SLA-based Smart Scheduling
Instead of manually tuning refresh schedules, you can tell pg_trickle what your data freshness requirement is and let it figure out the rest.
Set a target — "this stream table must never be more than 10 seconds stale" — and pg_trickle assigns the right scheduling tier, monitors whether it can meet the target based on real refresh history, and alerts you before an SLA breach happens.
set_stream_table_slaavailable since v0.22.0recommend_schedule,predicted_sla_breachalerts available since v0.27.0
The problem with manual scheduling
A manually configured schedule like schedule => '5s' works when your source
tables are quiet, but it can easily become wrong over time:
- Source tables grow → refreshes take longer → the 5-second schedule no longer completes in time.

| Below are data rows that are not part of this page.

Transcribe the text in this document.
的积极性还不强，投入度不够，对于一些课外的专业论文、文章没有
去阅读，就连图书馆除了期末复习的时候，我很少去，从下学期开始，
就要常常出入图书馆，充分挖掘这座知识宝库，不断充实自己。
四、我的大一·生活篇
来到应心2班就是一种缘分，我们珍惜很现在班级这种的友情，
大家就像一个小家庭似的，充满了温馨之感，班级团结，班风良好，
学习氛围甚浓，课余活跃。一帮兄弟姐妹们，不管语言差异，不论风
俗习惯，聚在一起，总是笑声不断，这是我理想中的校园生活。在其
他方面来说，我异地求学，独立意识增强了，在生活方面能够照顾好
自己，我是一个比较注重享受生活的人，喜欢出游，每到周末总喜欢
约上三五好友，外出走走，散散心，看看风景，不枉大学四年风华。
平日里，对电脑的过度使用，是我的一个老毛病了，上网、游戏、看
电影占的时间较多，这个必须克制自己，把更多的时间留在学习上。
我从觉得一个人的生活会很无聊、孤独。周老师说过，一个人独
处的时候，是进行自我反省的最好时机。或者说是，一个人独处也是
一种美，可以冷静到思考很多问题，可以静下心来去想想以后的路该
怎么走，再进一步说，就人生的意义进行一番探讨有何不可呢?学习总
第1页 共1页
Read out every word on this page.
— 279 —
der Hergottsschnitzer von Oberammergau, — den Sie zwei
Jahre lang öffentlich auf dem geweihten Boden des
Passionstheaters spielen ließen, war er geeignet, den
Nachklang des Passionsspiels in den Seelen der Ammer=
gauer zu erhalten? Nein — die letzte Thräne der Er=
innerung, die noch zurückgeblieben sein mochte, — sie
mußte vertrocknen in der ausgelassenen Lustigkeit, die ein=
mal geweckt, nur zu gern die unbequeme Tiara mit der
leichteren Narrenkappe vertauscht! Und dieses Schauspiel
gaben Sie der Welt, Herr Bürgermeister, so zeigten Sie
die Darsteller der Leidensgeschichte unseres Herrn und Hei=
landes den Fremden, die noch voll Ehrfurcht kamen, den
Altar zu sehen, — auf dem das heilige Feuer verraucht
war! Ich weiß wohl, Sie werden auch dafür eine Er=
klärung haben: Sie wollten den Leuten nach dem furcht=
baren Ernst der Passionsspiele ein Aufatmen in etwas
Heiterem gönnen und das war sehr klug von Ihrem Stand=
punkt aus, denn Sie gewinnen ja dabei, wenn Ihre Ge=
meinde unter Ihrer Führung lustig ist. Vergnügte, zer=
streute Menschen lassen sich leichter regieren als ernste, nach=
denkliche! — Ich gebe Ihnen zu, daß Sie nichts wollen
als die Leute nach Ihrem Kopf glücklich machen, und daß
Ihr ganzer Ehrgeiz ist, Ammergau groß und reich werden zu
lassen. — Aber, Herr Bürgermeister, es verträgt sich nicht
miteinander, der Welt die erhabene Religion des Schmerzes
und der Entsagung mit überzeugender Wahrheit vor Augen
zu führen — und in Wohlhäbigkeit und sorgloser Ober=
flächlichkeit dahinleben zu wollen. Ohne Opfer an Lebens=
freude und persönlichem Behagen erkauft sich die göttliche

- A brief write surge hits → a single refresh takes 4× the normal time → the SLA is quietly broken with no warning.
- You add a complex JOIN → differential refresh cost jumps → you never notice until a user complains about stale data.
SLA-based scheduling solves this by tying the refresh schedule to an observable outcome (data freshness) instead of an assumed refresh duration.
Quickstart
Set an SLA on a stream table
SELECT pgtrickle.set_stream_table_sla('public.order_totals', interval '10 seconds');
This does two things immediately:
- Stores
10000ms asfreshness_deadline_msin the catalog. - Assigns a tier based on the SLA value (see Tier assignment).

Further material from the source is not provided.